Step 1 — Pinch the stick. Lay the stick on a flat surface in front of you, tip pointing away. Pinch it about a third of the way along (closer to the butt end than the tip) between your thumb and the side of your index finger, palm facing down. This pinch is the only spot in the grip where the stick is actually held; everything else is support.
Step 2 — Roll onto the first joint. Roll the stick across the index finger so it crosses the first joint of that finger (the one closest to the fingertip). The thumb sits flat against the side of the stick, opposite the index finger. This contact point — thumb against side of index finger — is the fulcrum. The stick pivots around it like a seesaw. If the stick sits further back, on the second joint, you lose rebound; further forward, you lose control.
Step 3 — Curl the back fingers loosely. Wrap the remaining three fingers (middle, ring, pinky) loosely around the stick. They support and guide it; they do not grip it. There should be a visible gap between the stick and your palm — you should be able to slide a pencil under there. If your knuckles are white, you're squeezing.
Step 4 — Tilt the hand. Rotate the hand at a slight angle (right hand tilts right, left tilts left) so the back of the hand isn't perfectly flat to the floor. This is more natural for the wrist and unlocks the rebound from the back fingers. Sticks meet at the snare in a flattened "A" shape, the two grips mirror images of each other — that's why it's called matched.
The fulcrum (thumb + index finger) holds the stick — without it, the stick flies out of your hand. The three back fingers (middle, ring, pinky) control the rebound — they catch the stick after it bounces off the drum and decide where the next stroke begins. If you grip with the back fingers, you kill the bounce. If you let go with the back fingers, the stick flies wild. The trick is a soft, supportive contact — fingers around the stick, not squeezing it.
Every drum stroke can be classified by where the stick starts and where it ends. There are four combinations, and together they form the foundation of stick technique (sometimes called the "Moeller Four" or simply the four stroke types):
- Full stroke — start high, end high. The stick begins raised, falls into the drum, and rebounds back to the starting height.

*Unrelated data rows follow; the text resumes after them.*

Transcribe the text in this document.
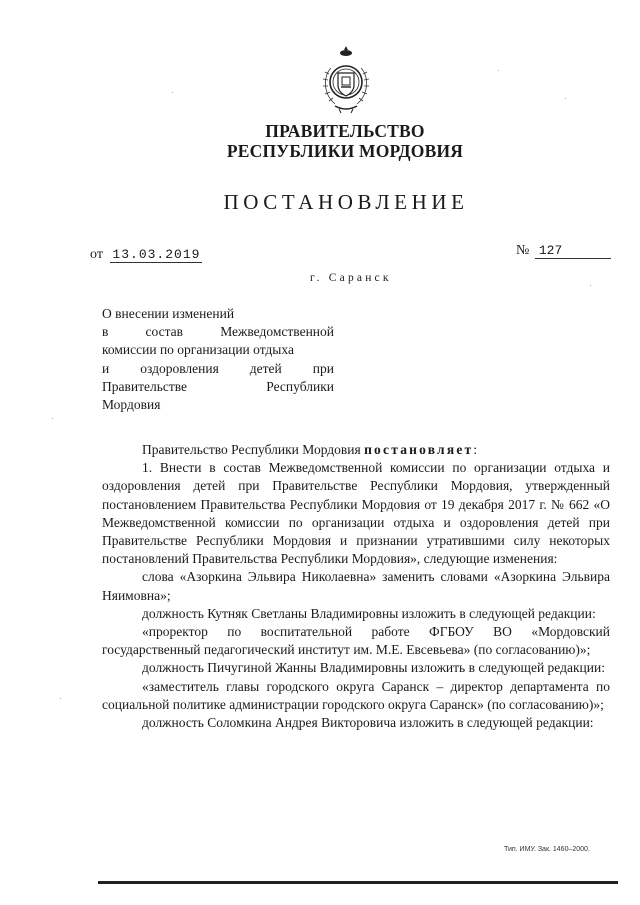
ПРАВИТЕЛЬСТВО
РЕСПУБЛИКИ МОРДОВИЯ
ПОСТАНОВЛЕНИЕ
от 13.03.2019	№ 127
г. Саранск
О внесении изменений
в	состав	Межведомственной
комиссии по организации отдыха
и оздоровления детей при
Правительстве	Республики
Мордовия

Правительство Республики Мордовия постановляет:

1. Внести в состав Межведомственной комиссии по организации отдыха и оздоровления детей при Правительстве Республики Мордовия, утвержденный постановлением Правительства Республики Мордовия от 19 декабря 2017 г. № 662 «О Межведомственной комиссии по организации отдыха и оздоровления детей при Правительстве Республики Мордовия и признании утратившими силу некоторых постановлений Правительства Республики Мордовия», следующие изменения:

слова «Азоркина Эльвира Николаевна» заменить словами «Азоркина Эльвира Няимовна»;

должность Кутняк Светланы Владимировны изложить в следующей редакции:

«проректор по воспитательной работе ФГБОУ ВО «Мордовский государственный педагогический институт им. М.Е. Евсевьева» (по согласованию)»;

должность Пичугиной Жанны Владимировны изложить в следующей редакции:

«заместитель главы городского округа Саранск – директор департамента по социальной политике администрации городского округа Саранск» (по согласованию)»;

должность Соломкина Андрея Викторовича изложить в следующей редакции:

Тип. ИМУ. Зак. 1460–2000.
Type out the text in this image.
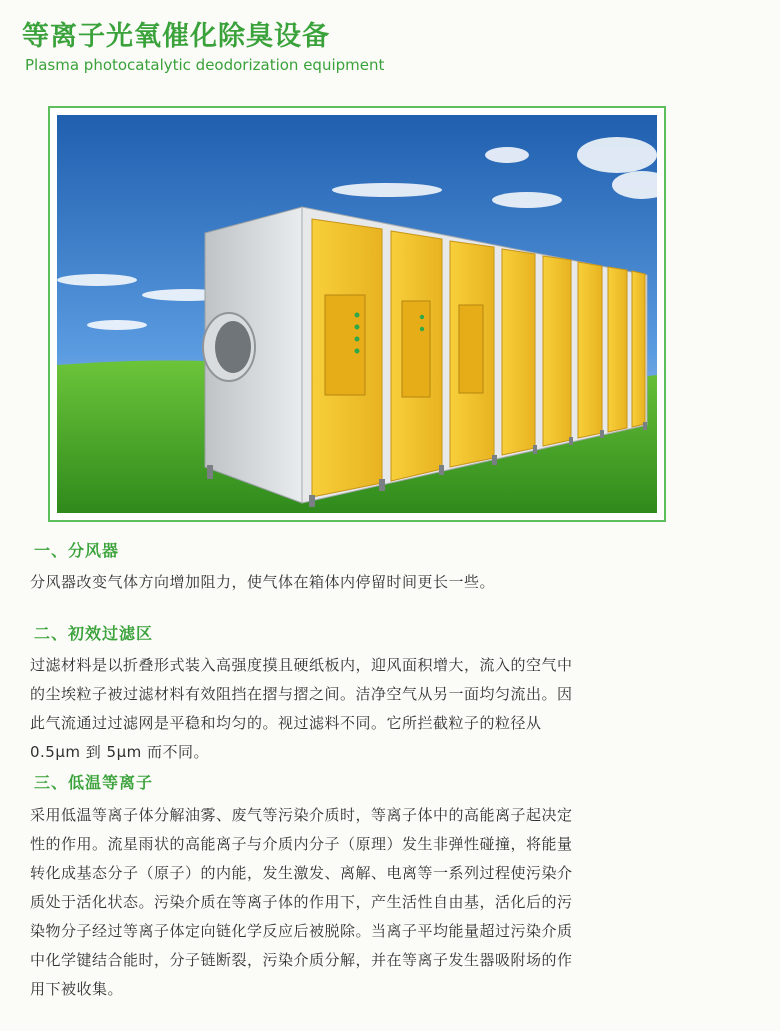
等离子光氧催化除臭设备
Plasma photocatalytic deodorization equipment
一、分风器

分风器改变气体方向增加阻力，使气体在箱体内停留时间更长一些。

二、初效过滤区

过滤材料是以折叠形式装入高强度摸且硬纸板内，迎风面积增大，流入的空气中

的尘埃粒子被过滤材料有效阻挡在摺与摺之间。洁净空气从另一面均匀流出。因

此气流通过过滤网是平稳和均匀的。视过滤料不同。它所拦截粒子的粒径从

0.5μm 到 5μm 而不同。

三、低温等离子

采用低温等离子体分解油雾、废气等污染介质时，等离子体中的高能离子起决定

性的作用。流星雨状的高能离子与介质内分子（原理）发生非弹性碰撞，将能量

转化成基态分子（原子）的内能，发生激发、离解、电离等一系列过程使污染介

质处于活化状态。污染介质在等离子体的作用下，产生活性自由基，活化后的污

染物分子经过等离子体定向链化学反应后被脱除。当离子平均能量超过污染介质

中化学键结合能时，分子链断裂，污染介质分解，并在等离子发生器吸附场的作

用下被收集。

Used for accents and loud, sustained passages.
- Down stroke — start high, end low. Same loud start, but you stop the stick low after the rebound. Used to set up a quieter note that follows.
- Tap stroke — start low, end low. A small, soft stroke from a low position. The "filler" stroke between accents.
- Up stroke — start low, end high. A soft note that lifts the stick into position for the next accent.
Step 5 — Try a full stroke. Lift one stick to a high starting position (tip about level with the top of your head). Let it drop with gravity into the centre of the snare and let the rebound carry it back up to the same starting height. The wrist initiates; the fingers catch. Don't throw the stick into the drum — let it fall.
Step 6 — Try a tap stroke. Now hold the stick a couple of inches above the snare and play a small, soft stroke from there — start low, end low. Notice the dramatic volume difference between this and the full stroke. Stick height equals volume: high stick = loud note, low stick = quiet note. You'll come back to all four stroke types in the dynamics and accent lessons later; for now, just feel the contrast.
In traditional grip, the right hand uses matched-grip technique, but the left hand cradles the stick palm-up, with the stick resting in the web of the thumb and the back fingers curled underneath. It evolved from marching drummers playing with a snare slung from the shoulder at an angle. It's still a beautiful grip for jazz brushwork and ghost-note finesse, but it's a separate skill — pick it up later if a style you love demands it. Everything that follows in this curriculum assumes matched grip.